Quienes combaten la inmersión y hablan de apartheid son justamente los que prefieren su exclusión
En las redes sociales es fácilmente perceptible este estado de ánimo, muchas veces a través de perfiles anónimos que permiten expresar sin tapujos lo que todavía es minoritario y generalmente considerado como inaceptable. El grueso del catalanismo asiste incómodo a la incipiente emergencia en su seno de un sector ultranacionalista cuyas ideas y actitudes conectan con los movimientos y partidos que en Francia, Polonia, Hungría o Estados Unidos agitan la defensa de las identidades nacionales frente a enemigos internos o externos, caen en el racismo y la xenofobia y acaban rechazando a los extranjeros pobres. Es un deslizamiento hacia posiciones de la nueva extrema derecha, distinta a la que tiene sus orígenes en los partidos fascistas, que por otra parte siguen existiendo y en España son y han sido históricamente anticatalanistas.
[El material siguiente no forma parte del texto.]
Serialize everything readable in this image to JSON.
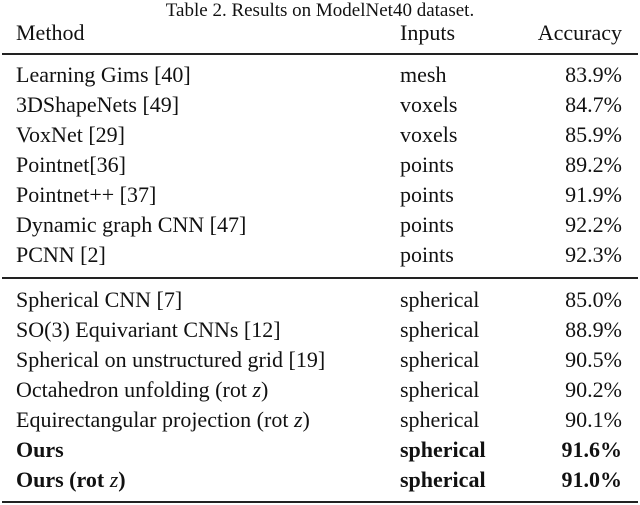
{
  "caption": "Table 2. Results on ModelNet40 dataset.",
  "columns": {
    "method": "Method",
    "inputs": "Inputs",
    "accuracy": "Accuracy"
  },
  "group1": [
    {
      "method": "Learning Gims [40]",
      "inputs": "mesh",
      "accuracy": "83.9%"
    },
    {
      "method": "3DShapeNets [49]",
      "inputs": "voxels",
      "accuracy": "84.7%"
    },
    {
      "method": "VoxNet [29]",
      "inputs": "voxels",
      "accuracy": "85.9%"
    },
    {
      "method": "Pointnet[36]",
      "inputs": "points",
      "accuracy": "89.2%"
    },
    {
      "method": "Pointnet++ [37]",
      "inputs": "points",
      "accuracy": "91.9%"
    },
    {
      "method": "Dynamic graph CNN [47]",
      "inputs": "points",
      "accuracy": "92.2%"
    },
    {
      "method": "PCNN [2]",
      "inputs": "points",
      "accuracy": "92.3%"
    }
  ],
  "group2": [
    {
      "method": "Spherical CNN [7]",
      "inputs": "spherical",
      "accuracy": "85.0%"
    },
    {
      "method": "SO(3) Equivariant CNNs [12]",
      "inputs": "spherical",
      "accuracy": "88.9%"
    },
    {
      "method": "Spherical on unstructured grid [19]",
      "inputs": "spherical",
      "accuracy": "90.5%"
    },
    {
      "method_prefix": "Octahedron unfolding (rot ",
      "method_var": "z",
      "method_suffix": ")",
      "inputs": "spherical",
      "accuracy": "90.2%"
    },
    {
      "method_prefix": "Equirectangular projection (rot ",
      "method_var": "z",
      "method_suffix": ")",
      "inputs": "spherical",
      "accuracy": "90.1%"
    },
    {
      "method": "Ours",
      "inputs": "spherical",
      "accuracy": "91.6%",
      "bold": true
    },
    {
      "method_prefix": "Ours (rot ",
      "method_var": "z",
      "method_suffix": ")",
      "inputs": "spherical",
      "accuracy": "91.0%",
      "bold": true
    }
  ]
}
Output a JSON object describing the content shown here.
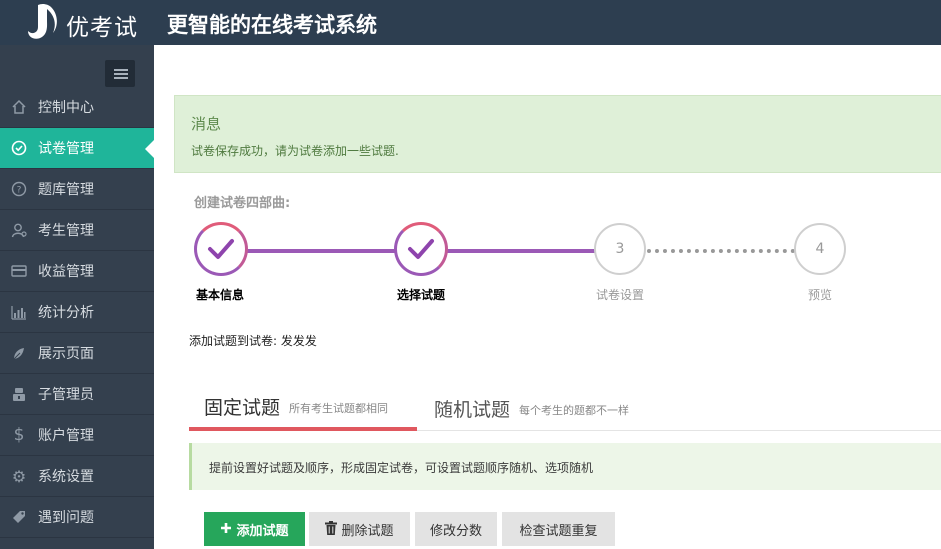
{
  "header": {
    "brand": "优考试",
    "slogan": "更智能的在线考试系统"
  },
  "sidebar": {
    "items": [
      {
        "label": "控制中心",
        "icon": "home-icon",
        "active": false
      },
      {
        "label": "试卷管理",
        "icon": "check-circle-icon",
        "active": true
      },
      {
        "label": "题库管理",
        "icon": "question-circle-icon",
        "active": false
      },
      {
        "label": "考生管理",
        "icon": "user-icon",
        "active": false
      },
      {
        "label": "收益管理",
        "icon": "credit-card-icon",
        "active": false
      },
      {
        "label": "统计分析",
        "icon": "bar-chart-icon",
        "active": false
      },
      {
        "label": "展示页面",
        "icon": "leaf-icon",
        "active": false
      },
      {
        "label": "子管理员",
        "icon": "admin-icon",
        "active": false
      },
      {
        "label": "账户管理",
        "icon": "dollar-icon",
        "active": false
      },
      {
        "label": "系统设置",
        "icon": "gear-icon",
        "active": false
      },
      {
        "label": "遇到问题",
        "icon": "tag-icon",
        "active": false
      }
    ]
  },
  "alert": {
    "title": "消息",
    "message": "试卷保存成功，请为试卷添加一些试题."
  },
  "steps": {
    "title": "创建试卷四部曲:",
    "items": [
      {
        "label": "基本信息",
        "status": "done",
        "number": ""
      },
      {
        "label": "选择试题",
        "status": "done",
        "number": ""
      },
      {
        "label": "试卷设置",
        "status": "todo",
        "number": "3"
      },
      {
        "label": "预览",
        "status": "todo",
        "number": "4"
      }
    ]
  },
  "paper_info": "添加试题到试卷: 发发发",
  "tabs": [
    {
      "label": "固定试题",
      "sub": "所有考生试题都相同",
      "active": true
    },
    {
      "label": "随机试题",
      "sub": "每个考生的题都不一样",
      "active": false
    }
  ],
  "hint": "提前设置好试题及顺序，形成固定试卷，可设置试题顺序随机、选项随机",
  "buttons": {
    "add": "添加试题",
    "delete": "删除试题",
    "score": "修改分数",
    "check": "检查试题重复"
  },
  "colors": {
    "topbar": "#2d3e50",
    "sidebar": "#34404e",
    "active": "#1fb59a",
    "step_done": "#9b59b6",
    "tab_accent": "#e0585f",
    "add_button": "#26a65b"
  }
}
La consolidación de este deslizamiento sería, de prosperar, un triunfo del anticatalanismo encarnado hoy en la triple derecha española, PP, Vox y Ciudadanos. Llegados a este punto, el objetivo de los Casado, Abascal y Arrimadas es lograr que el catalanismo termine convirtiéndose en la caricatura con la que ellos lo denigran continuamente: un movimiento xenófobo y excluyente. Esto es, sin embargo, lo contrario de lo que persigue la política escolar de inmersión lingüística puesta en práctica por el catalanismo: ofrecer a los hijos de los inmigrantes una posibilidad de integración social y cultural plena en la lengua del país. Quienes combaten la inmersión y cínicamente hablan de apartheid en Cataluña son justamente los que prefieren su exclusión.